Anonymous servers, clients and messages in Erlang – Københavns Universitet

Anonymous servers, clients and messages in Erlang

Talk by Guy Wiener from Ben-Gurion University, Israel 

Abstract:

Generally speaking, servers and clients in Erlang are implemented named procedures in named modules. Similarly, processes communicate via messages that have a statically-known structure, and specifically, with static tags, that serve as the "names" of the messages. This exposes and fixes a great deal of information about an Erlang application: The names of the modules, the name of the entry-point procedures within the module, the "names" of the messages between the server and the client, etc. This work explores how to gain anonymity through the use of anonymous higher-order procedures.

To spawn a process on a node, one must either to use a module name and a function, or to pass an anonymous procedure.  In order to use a function from a module, the module file must be available on the remote node.

For a server to receive arbitrarily-many messages, the spawned function must be recursive. Recursive functions are typically implemented in Erlang via a name that is global to an Erlang module. Running such a server requires that the client be aware of the name of the module, the name of a function that serves as an entry point in the module, and the arguments to that procedure.

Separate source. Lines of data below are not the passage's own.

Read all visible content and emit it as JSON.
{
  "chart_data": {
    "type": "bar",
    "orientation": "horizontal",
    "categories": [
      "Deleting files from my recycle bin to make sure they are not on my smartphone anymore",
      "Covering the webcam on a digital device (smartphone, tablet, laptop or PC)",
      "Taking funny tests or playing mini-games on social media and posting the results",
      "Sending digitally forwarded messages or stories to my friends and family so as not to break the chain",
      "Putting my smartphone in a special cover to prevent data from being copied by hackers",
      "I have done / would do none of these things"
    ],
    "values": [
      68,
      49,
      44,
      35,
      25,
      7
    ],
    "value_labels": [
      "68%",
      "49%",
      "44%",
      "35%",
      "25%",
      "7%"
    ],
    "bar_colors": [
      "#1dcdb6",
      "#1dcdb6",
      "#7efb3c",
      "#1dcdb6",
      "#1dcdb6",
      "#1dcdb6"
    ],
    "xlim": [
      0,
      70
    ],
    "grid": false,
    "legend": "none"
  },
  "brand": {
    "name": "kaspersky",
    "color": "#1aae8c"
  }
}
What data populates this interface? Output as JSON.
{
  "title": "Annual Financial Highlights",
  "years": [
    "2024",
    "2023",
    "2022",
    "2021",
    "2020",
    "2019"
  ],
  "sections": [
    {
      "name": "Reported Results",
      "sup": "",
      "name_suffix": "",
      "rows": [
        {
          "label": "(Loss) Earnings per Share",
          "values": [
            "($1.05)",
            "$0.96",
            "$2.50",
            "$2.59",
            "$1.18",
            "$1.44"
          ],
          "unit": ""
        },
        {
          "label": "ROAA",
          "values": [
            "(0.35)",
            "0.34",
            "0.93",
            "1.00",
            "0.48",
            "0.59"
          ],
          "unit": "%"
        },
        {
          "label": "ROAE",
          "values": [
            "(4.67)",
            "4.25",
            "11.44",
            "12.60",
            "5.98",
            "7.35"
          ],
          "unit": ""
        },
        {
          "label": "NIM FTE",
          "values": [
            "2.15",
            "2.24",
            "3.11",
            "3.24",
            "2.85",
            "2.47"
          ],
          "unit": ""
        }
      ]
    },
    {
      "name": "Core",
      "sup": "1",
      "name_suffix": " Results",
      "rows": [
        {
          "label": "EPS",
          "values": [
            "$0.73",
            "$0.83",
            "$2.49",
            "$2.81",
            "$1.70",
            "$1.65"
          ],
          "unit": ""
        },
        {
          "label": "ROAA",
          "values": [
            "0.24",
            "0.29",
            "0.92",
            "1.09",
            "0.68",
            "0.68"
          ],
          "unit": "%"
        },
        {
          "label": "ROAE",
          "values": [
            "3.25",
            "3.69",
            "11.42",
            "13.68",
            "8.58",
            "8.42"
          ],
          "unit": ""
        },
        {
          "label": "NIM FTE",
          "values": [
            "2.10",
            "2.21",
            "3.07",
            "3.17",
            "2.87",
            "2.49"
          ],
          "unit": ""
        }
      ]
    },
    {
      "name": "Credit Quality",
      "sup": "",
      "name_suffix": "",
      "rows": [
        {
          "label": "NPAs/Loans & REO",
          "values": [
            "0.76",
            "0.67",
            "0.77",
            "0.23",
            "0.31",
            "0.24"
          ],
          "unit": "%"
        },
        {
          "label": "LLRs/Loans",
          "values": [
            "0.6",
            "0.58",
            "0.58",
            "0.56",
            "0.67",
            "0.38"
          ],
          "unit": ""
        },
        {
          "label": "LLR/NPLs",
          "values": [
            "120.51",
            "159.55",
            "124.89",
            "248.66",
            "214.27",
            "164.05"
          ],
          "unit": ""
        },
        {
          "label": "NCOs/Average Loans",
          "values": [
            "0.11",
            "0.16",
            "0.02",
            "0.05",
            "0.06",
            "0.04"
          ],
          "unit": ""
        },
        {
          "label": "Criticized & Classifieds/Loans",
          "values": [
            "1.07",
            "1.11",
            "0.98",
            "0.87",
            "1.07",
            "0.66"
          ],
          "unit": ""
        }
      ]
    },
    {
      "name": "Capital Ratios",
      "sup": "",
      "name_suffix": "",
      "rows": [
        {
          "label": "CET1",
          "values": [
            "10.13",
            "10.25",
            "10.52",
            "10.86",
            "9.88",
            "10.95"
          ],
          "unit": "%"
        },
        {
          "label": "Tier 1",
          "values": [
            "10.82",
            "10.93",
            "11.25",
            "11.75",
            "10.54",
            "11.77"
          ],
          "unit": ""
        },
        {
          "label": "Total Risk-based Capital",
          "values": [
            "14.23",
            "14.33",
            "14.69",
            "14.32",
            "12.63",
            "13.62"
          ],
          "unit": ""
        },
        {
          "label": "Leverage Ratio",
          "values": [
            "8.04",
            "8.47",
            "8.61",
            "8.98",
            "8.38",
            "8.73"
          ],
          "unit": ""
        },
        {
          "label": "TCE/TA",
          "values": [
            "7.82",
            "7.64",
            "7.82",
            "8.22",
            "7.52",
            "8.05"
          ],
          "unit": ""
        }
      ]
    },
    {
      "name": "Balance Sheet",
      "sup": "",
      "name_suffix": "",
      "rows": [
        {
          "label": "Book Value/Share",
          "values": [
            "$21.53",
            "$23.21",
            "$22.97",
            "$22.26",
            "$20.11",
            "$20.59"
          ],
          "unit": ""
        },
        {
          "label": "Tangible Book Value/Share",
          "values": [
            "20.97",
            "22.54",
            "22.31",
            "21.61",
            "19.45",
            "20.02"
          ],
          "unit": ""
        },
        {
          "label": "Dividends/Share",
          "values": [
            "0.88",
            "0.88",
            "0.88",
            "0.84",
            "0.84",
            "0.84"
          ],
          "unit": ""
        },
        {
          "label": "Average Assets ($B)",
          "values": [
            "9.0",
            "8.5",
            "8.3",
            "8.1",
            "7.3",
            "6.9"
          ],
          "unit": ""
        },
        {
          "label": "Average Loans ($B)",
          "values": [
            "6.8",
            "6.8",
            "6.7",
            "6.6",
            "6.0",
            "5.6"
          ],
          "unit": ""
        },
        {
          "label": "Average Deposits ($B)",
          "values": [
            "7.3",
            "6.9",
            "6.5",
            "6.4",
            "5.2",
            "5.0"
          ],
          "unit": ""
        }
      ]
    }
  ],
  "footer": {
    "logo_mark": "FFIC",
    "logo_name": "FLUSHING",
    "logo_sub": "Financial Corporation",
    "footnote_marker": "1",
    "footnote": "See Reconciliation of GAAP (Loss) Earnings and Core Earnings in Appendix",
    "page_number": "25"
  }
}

Functional programming languages, especially of the dynamically-typed variety (such as LISP, Scheme, Erlang), permit recursion to be replaced with self-application, which means closures that are applied to themselves. This is a classical technique that is based on fixed-point theory in the lambda-calculus, which is the theoretical foundation of all functional programming languages. It is a common exercise in functional programming courses to implement recursive functions using self-application instead of recursion, though in most languages this amoun ts to a theoretical exercise. In Erlang, however, replacing recursion with self-application can add flexibility, anonymity and security. Specifically, we demonstrate how to

  • spawn a fully-functional server without any particular module located on the server node
  • run servers on any node, without requiring shared modules or access to the file system
  • have client-server groups that can communicate via messages that have randomly-selected names that change after each message. This encapsulates communication, and makes it more secure, in a way similar to how processes in the pi-calculus can communicate via privately-named channels.